Jimmy takes Stowe to a warehouse where Callahan is waiting. Along the way, Stowe manages to overpower Jimmy and take his gun, but he finds that the odds against him are impossible and Callahan has Valerie hostage. Van Huffel is revealed to be Callahan's mole in the police force, and the sting operation at the beginning of the film was a set-up. Walter suddenly arrives and saves Stowe. Together they kill all of Callahan's men, including Jimmy and Van Huffel, as Callahan tries to escape with Valerie to his helicopter. Walter is shot in the leg during the gunfight and Stowe rearms him with the weapons of the fallen thugs. Stowe then leaves Walter to go after Callahan. Just as Callahan and Valerie are about to reach the helicopter, Stowe fires multiple shots at it, which makes the pilot lift off in fear. Callahan, seeing his means of escape is gone, shoots Stowe, undeterred he keeps coming towards Callahan and Valerie. Callahan fires several more shots at Stowe, gravely wounding him. Stowe reaches Callahan, grabs his gun hand and helps aim it at his head, simultaneously pointing his own weapon at Callahan. Two shots ring out in quick succession, and two bullet casings are shown falling. The screen goes dark.

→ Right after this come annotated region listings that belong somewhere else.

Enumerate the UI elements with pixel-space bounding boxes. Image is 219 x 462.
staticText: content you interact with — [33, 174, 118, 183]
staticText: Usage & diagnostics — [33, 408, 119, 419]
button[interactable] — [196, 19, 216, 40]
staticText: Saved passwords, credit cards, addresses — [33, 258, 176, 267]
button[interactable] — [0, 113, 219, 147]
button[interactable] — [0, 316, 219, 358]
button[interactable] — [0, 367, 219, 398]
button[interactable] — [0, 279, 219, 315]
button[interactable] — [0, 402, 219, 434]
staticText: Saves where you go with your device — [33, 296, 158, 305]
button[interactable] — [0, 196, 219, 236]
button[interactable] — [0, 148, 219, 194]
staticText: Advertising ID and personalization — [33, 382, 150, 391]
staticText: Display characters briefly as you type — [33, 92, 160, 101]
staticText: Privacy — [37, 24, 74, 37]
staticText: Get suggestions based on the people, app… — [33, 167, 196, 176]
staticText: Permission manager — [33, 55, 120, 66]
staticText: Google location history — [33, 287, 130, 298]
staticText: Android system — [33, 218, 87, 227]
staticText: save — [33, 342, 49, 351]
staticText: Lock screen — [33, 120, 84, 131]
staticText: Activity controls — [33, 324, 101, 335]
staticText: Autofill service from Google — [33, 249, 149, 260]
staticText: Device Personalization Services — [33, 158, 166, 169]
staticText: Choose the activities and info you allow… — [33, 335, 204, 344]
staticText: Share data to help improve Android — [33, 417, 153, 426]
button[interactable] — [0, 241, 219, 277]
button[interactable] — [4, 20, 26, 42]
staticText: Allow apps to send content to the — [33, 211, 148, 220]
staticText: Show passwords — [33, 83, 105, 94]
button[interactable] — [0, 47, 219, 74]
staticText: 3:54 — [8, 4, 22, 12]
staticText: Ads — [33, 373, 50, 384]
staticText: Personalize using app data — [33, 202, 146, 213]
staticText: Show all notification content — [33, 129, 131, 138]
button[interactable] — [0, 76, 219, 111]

Chief Baylor decides to give Stowe his job back. Baylor shows Stowe the found footage of Callahan executing Ronson and the other undercover cop during the botched sting earlier in the year. Van Huffel, present at the execution, steals the deceased cop's body camera to hide the evidence of his involvement.

Three years later, Stowe and Valerie have a tender moment at home playing with their 3-year-old daughter, Nadia—the baby that Valerie was pregnant with.

Although Stowe survives the U.S. version of the movie, some European releases of it have a different ending in which Stowe is killed in the shoot-out with Callahan.

==Cast==

- Jean-Claude Van Damme as Detective Anthony Stowe
- Selina Giles as Valerie Stowe
- Mark Dymond as Mark Rossini
- William Ash as Serge Mills
- Stephen Lord as Jimmy Medina
- Gary Beadle as Chief Mac Baylor
- C. Gerod Harris as Ross
- Wes Robinson as Chad Mansen
- Stephen Rea as Gabriel Callahan
- Buffy Davis as Jane
- Alana Maria as Detective Clementine Harrington
- Fiona O'Shaughnessy as Lucy
- Rachel Grant as Maria Ronson
- Adam Leese as Van Huffel
- Trevor Cooper as Walter Curry
- Paul Williams as Tommy
- Andrew Nienhaus as guy in background without an eyebrow
- Peter Kuiper as Old Gangster
- Raicho Vasilev as Gabriel's Crew
- Yulian Vergov as Agent 1

==Release==
===Home media===
====Alternative ending====
In the European DVD ending, each fire a shot that kills the other. Valerie cries out. At some point in the future, we see Valerie and a now 3-year-old daughter. They place flowers at Stowe's grave.

In the North American DVD ending, Stowe shoots and kills Callahan. Several months later, he is shown raising his daughter with Valerie, a completely reformed person.